Our current algorithm is primarily designed for ML developers/trainers who control the model training process. ML developers can integrate data value embedding into their training pipeline, and at the deployed stage, they can provide real-time attribution scores for any user queries. Such capability opens up many new possibilities, e.g., for model interpretability, model debugging, and developing fair compensation mechanisms for the current AI copyright debates where revenue can be distributed to data providers based on their measured contributions to model performance.

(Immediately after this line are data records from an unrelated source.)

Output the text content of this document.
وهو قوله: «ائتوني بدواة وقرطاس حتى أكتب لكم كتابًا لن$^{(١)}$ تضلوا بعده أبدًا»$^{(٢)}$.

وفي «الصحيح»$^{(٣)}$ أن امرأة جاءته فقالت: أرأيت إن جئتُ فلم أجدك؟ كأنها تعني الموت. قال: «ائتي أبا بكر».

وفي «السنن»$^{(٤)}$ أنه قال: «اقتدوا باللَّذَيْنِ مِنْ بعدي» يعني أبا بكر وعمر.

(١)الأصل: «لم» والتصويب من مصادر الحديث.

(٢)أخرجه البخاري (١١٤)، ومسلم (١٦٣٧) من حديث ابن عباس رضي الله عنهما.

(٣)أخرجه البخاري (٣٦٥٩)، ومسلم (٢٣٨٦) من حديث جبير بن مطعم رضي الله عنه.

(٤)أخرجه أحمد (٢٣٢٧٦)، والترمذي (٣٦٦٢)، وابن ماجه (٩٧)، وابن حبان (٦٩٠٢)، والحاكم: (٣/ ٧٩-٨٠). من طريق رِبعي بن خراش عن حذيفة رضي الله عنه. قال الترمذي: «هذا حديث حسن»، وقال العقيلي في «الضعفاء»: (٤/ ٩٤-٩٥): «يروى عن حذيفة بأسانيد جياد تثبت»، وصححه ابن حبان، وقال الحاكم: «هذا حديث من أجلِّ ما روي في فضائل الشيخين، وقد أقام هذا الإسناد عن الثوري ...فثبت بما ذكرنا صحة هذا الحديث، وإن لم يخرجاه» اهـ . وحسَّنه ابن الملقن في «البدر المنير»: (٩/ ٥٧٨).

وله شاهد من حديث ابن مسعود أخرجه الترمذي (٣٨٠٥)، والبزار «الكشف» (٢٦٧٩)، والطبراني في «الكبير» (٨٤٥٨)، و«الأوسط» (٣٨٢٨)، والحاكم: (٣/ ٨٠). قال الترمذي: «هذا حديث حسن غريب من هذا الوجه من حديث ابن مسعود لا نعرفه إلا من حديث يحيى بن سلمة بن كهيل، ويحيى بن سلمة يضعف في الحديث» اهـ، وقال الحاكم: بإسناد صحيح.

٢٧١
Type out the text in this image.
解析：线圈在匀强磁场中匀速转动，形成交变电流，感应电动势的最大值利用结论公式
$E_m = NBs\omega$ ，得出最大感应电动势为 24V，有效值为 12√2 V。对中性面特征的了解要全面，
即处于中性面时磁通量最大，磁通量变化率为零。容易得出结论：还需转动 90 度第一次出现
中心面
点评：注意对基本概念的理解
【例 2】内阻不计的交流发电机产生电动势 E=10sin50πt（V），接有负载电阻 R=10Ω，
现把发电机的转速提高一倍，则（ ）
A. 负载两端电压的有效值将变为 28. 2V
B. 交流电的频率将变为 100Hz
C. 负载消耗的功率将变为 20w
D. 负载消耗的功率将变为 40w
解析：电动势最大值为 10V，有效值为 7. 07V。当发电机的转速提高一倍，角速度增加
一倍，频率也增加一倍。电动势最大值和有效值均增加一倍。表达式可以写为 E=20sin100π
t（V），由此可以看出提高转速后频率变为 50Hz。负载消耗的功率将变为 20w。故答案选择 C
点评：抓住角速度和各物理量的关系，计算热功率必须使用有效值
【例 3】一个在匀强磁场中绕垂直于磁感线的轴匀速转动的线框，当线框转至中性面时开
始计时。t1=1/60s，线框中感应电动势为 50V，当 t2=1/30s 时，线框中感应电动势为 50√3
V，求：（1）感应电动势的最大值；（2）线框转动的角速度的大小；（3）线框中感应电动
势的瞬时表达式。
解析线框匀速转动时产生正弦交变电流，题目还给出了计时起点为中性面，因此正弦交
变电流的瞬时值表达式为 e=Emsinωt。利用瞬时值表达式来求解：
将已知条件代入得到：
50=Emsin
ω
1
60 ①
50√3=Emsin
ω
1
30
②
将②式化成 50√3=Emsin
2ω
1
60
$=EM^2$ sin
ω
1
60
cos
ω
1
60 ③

If we consider the scenario where a third party wants to analyze the training data influence, our method's applicability to closed-source scenarios depends on the level of access available:
(1) In scenarios with access to model checkpoints (white-box setting with access to model parameters), our method can potentially be adapted using the approach described in Section C.10 ("Approximating data value embeddings from checkpoints alone"). Specifically, we can compute gradients for each training point at each available checkpoint, assuming one gradient update step between checkpoints. While this approximation may not capture the fine-grained dynamics of the original training process, it still enables data attribution analysis when only checkpoint access is available.
(2) However, in a black-box setting where only API access is available, our current method is not directly applicable as it requires gradient information. In fact, this limitation is shared by most existing data attribution methods, including influence functions, which also require access to model weights. Currently, we are not aware of any (model-dependent) data attribution techniques that can work with only API access to the model. We agree with the reviewer that this is an interesting question! An interesting direction for future work would be extending our approach to this setting using zero-order optimization techniques, which could potentially enable data attribution in these highly restricted scenarios.
Dear Reviewer Sfva,
Thank you again for your positive assessment and valuable feedback on our work!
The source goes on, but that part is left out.